The Safer West Sussex Partnership is made up of groups such as the county, district and borough councils, police, the fire service and NHS, which takes a coordinated approach to reducing crime and anti-social behaviour in the county.
It uses the Strategic Intelligence Assessment to get an accurate picture of current threats, harms, and emerging risks such as knife crime, domestic violence and county lines drug trafficking.
Current priorities centre on violence and exploitation, social inequality and hate crime, preventing radicalisation and violent extremism, domestic and sexual violence and abuse, substance misuse, and digital safety.
Mr O’Keeffe told the meeting that more than half of the crime in the county was violent in nature, with 1% classed as ‘serious violence’.

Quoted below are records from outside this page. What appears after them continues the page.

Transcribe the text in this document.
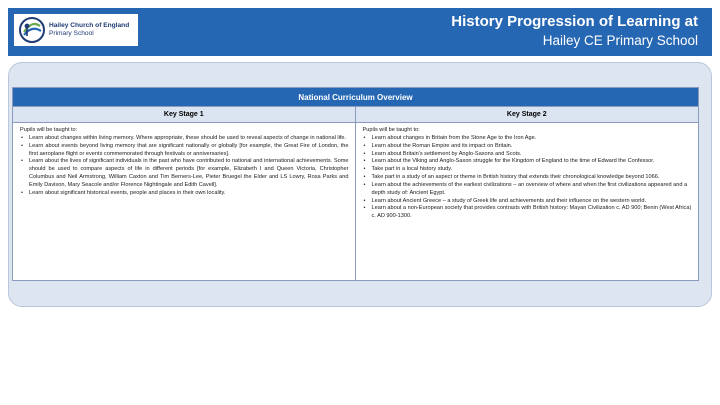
Hailey Church of England
Primary School
History Progression of Learning at
Hailey CE Primary School
National Curriculum Overview
Key Stage 1	Key Stage 2
Pupils will be taught to:
• Learn about changes within living memory. Where appropriate, these should be used to reveal aspects of change in national life.
• Learn about events beyond living memory that are significant nationally or globally [for example, the Great Fire of London, the first aeroplane flight or events commemorated through festivals or anniversaries].
• Learn about the lives of significant individuals in the past who have contributed to national and international achievements. Some should be used to compare aspects of life in different periods [for example, Elizabeth I and Queen Victoria, Christopher Columbus and Neil Armstrong, William Caxton and Tim Berners-Lee, Pieter Bruegel the Elder and LS Lowry, Rosa Parks and Emily Davison, Mary Seacole and/or Florence Nightingale and Edith Cavell].
• Learn about significant historical events, people and places in their own locality.
Pupils will be taught to:
• Learn about changes in Britain from the Stone Age to the Iron Age.
• Learn about the Roman Empire and its impact on Britain.
• Learn about Britain's settlement by Anglo-Saxons and Scots.
• Learn about the Viking and Anglo-Saxon struggle for the Kingdom of England to the time of Edward the Confessor.
• Take part in a local history study.
• Take part in a study of an aspect or theme in British history that extends their chronological knowledge beyond 1066.
• Learn about the achievements of the earliest civilizations – an overview of where and when the first civilizations appeared and a depth study of: Ancient Egypt.
• Learn about Ancient Greece – a study of Greek life and achievements and their influence on the western world.
• Learn about a non-European society that provides contrasts with British history: Mayan Civilization c. AD 900; Benin (West Africa) c. AD 900-1300.
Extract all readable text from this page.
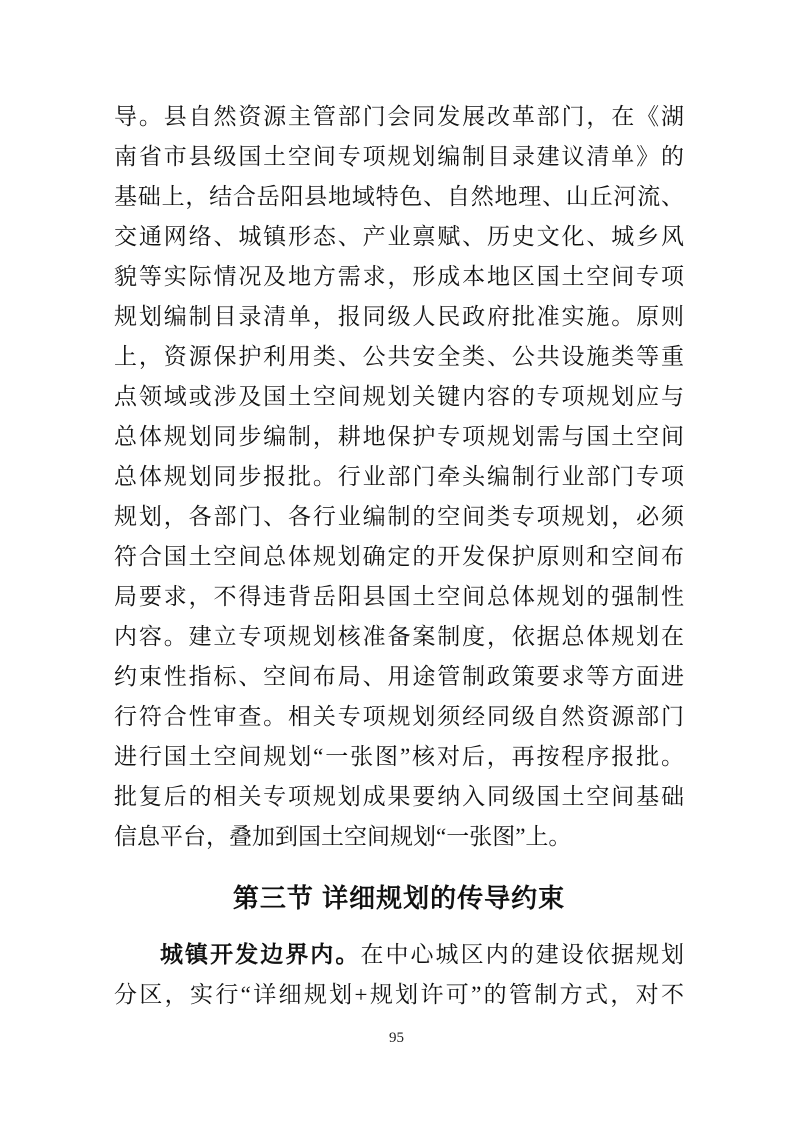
导。县自然资源主管部门会同发展改革部门，在《湖
南省市县级国土空间专项规划编制目录建议清单》的
基础上，结合岳阳县地域特色、自然地理、山丘河流、
交通网络、城镇形态、产业禀赋、历史文化、城乡风
貌等实际情况及地方需求，形成本地区国土空间专项
规划编制目录清单，报同级人民政府批准实施。原则
上，资源保护利用类、公共安全类、公共设施类等重
点领域或涉及国土空间规划关键内容的专项规划应与
总体规划同步编制，耕地保护专项规划需与国土空间
总体规划同步报批。行业部门牵头编制行业部门专项
规划，各部门、各行业编制的空间类专项规划，必须
符合国土空间总体规划确定的开发保护原则和空间布
局要求，不得违背岳阳县国土空间总体规划的强制性
内容。建立专项规划核准备案制度，依据总体规划在
约束性指标、空间布局、用途管制政策要求等方面进
行符合性审查。相关专项规划须经同级自然资源部门
进行国土空间规划“一张图”核对后，再按程序报批。
批复后的相关专项规划成果要纳入同级国土空间基础
信息平台，叠加到国土空间规划“一张图”上。
第三节 详细规划的传导约束
城镇开发边界内。在中心城区内的建设依据规划
分区，实行“详细规划+规划许可”的管制方式，对不
95
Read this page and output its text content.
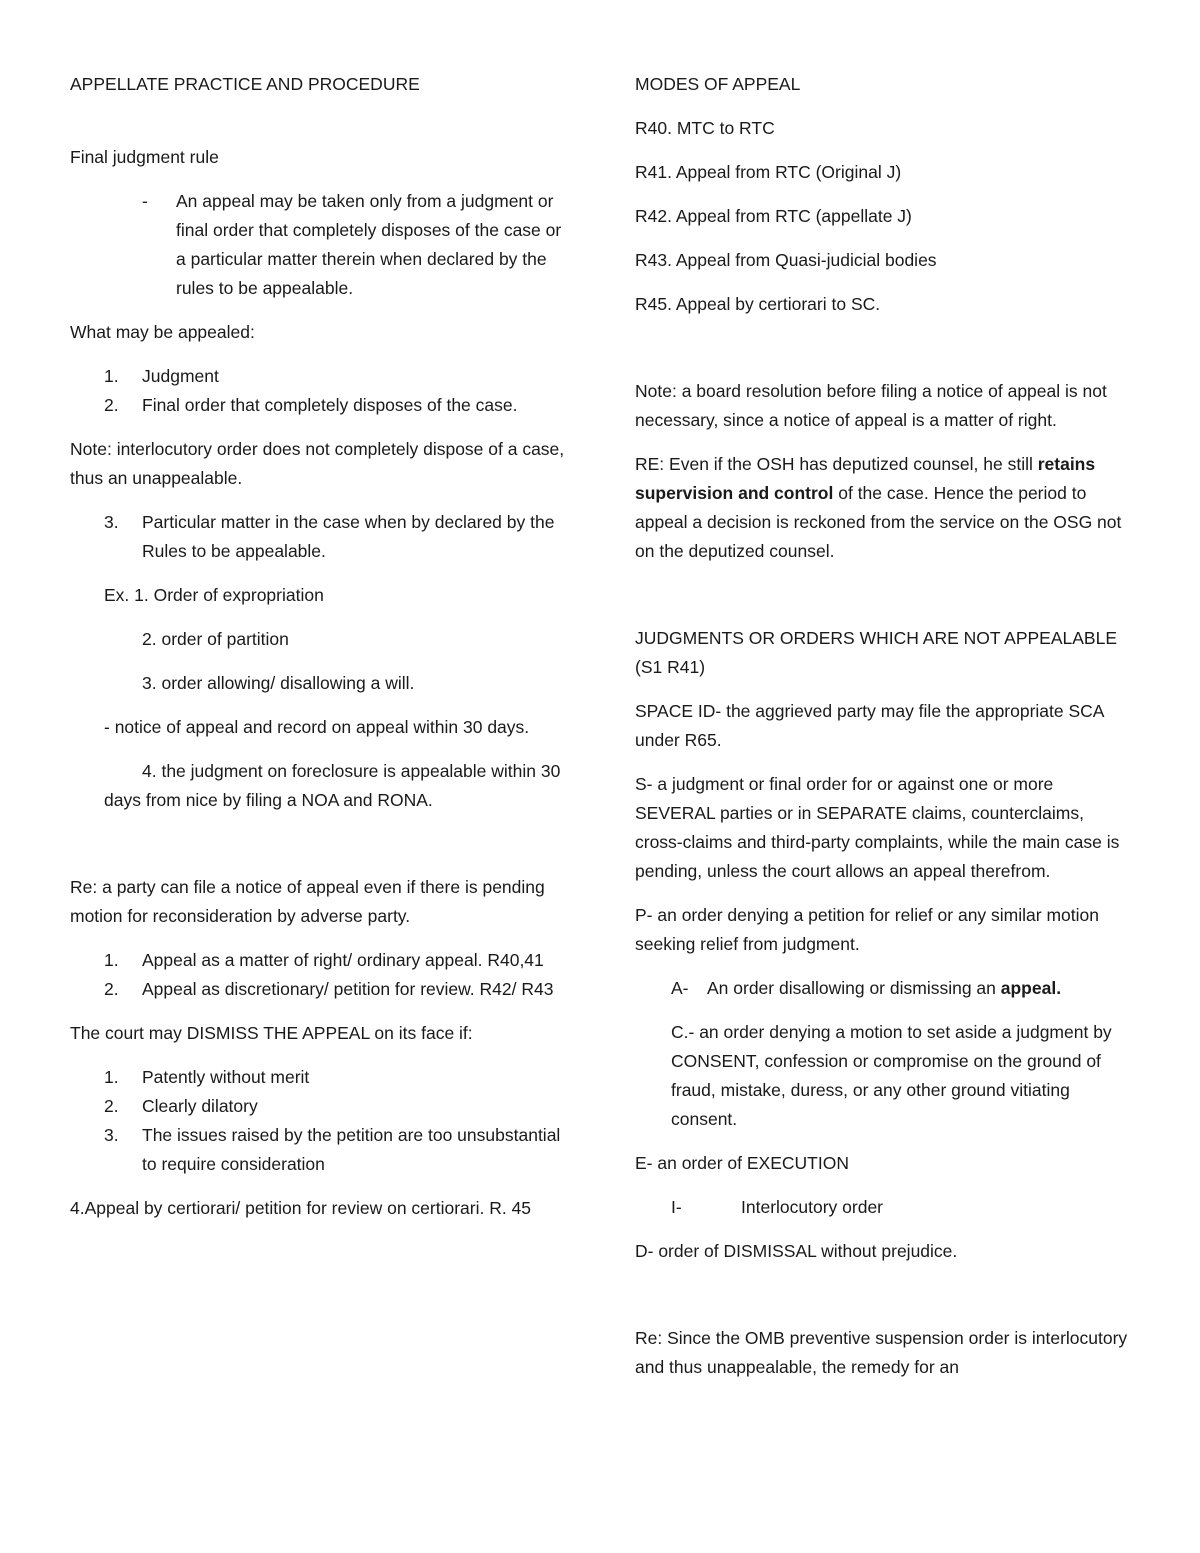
APPELLATE PRACTICE AND PROCEDURE

Final judgment rule

- An appeal may be taken only from a judgment or final order that completely disposes of the case or a particular matter therein when declared by the rules to be appealable.

What may be appealed:

1. Judgment
2. Final order that completely disposes of the case.

Note: interlocutory order does not completely dispose of a case, thus an unappealable.

3. Particular matter in the case when by declared by the Rules to be appealable.

Ex. 1. Order of expropriation

2. order of partition

3. order allowing/ disallowing a will.

- notice of appeal and record on appeal within 30 days.

4. the judgment on foreclosure is appealable within 30 days from nice by filing a NOA and RONA.

Re: a party can file a notice of appeal even if there is pending motion for reconsideration by adverse party.

1. Appeal as a matter of right/ ordinary appeal. R40,41
2. Appeal as discretionary/ petition for review. R42/ R43

The court may DISMISS THE APPEAL on its face if:

1. Patently without merit
2. Clearly dilatory
3. The issues raised by the petition are too unsubstantial to require consideration

4.Appeal by certiorari/ petition for review on certiorari. R. 45

MODES OF APPEAL

R40. MTC to RTC

R41. Appeal from RTC (Original J)

R42. Appeal from RTC (appellate J)

R43. Appeal from Quasi-judicial bodies

R45. Appeal by certiorari to SC.

Note: a board resolution before filing a notice of appeal is not necessary, since a notice of appeal is a matter of right.

RE: Even if the OSH has deputized counsel, he still retains supervision and control of the case. Hence the period to appeal a decision is reckoned from the service on the OSG not on the deputized counsel.

JUDGMENTS OR ORDERS WHICH ARE NOT APPEALABLE (S1 R41)

SPACE ID- the aggrieved party may file the appropriate SCA under R65.

S- a judgment or final order for or against one or more SEVERAL parties or in SEPARATE claims, counterclaims, cross-claims and third-party complaints, while the main case is pending, unless the court allows an appeal therefrom.

P- an order denying a petition for relief or any similar motion seeking relief from judgment.

A- An order disallowing or dismissing an appeal.

C.- an order denying a motion to set aside a judgment by CONSENT, confession or compromise on the ground of fraud, mistake, duress, or any other ground vitiating consent.

E- an order of EXECUTION

I-	Interlocutory order

D- order of DISMISSAL without prejudice.

Re: Since the OMB preventive suspension order is interlocutory and thus unappealable, the remedy for an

Explaining how the various kinds of crime were often connected, he described how violence was inextricably linked to exploitation and the drug markets, while almost one-third of knife crime was linked to exploitation.
In West Sussex, violence is most concentrated in town centres, with Crawley and Worthing identified as hot-spot areas in 2022. Mr O’Keeffe said: “We know from the Strategic Intelligence Assessment that a vulnerability is children being excluded from school – so we need to work our hardest to support children in schools to keep them in mainstream education.
Other work being developed centres around online fraud, courier fraud – which mostly targets the elderly – and sexploitation, which mostly targets children and young people.
On the issue of hate crime, Mr O’Keeffe said that while the amount recorded was low, that was probably because so few victims actually reported incidents. There was a 13% increase in the reporting of hate crime in 2022 and he added that spikes in hate crime were seen following major social events such as Brexit and the war in Ukraine.
Acknowledging that this was something the partnership would need to look into, Mr O’Keeffe said: “If intelligence tells us particular groups may be more affected by crime and disorder and those groups haven’t responded to the survey, we need to think about doing some targeted engagement with them to really understand that.”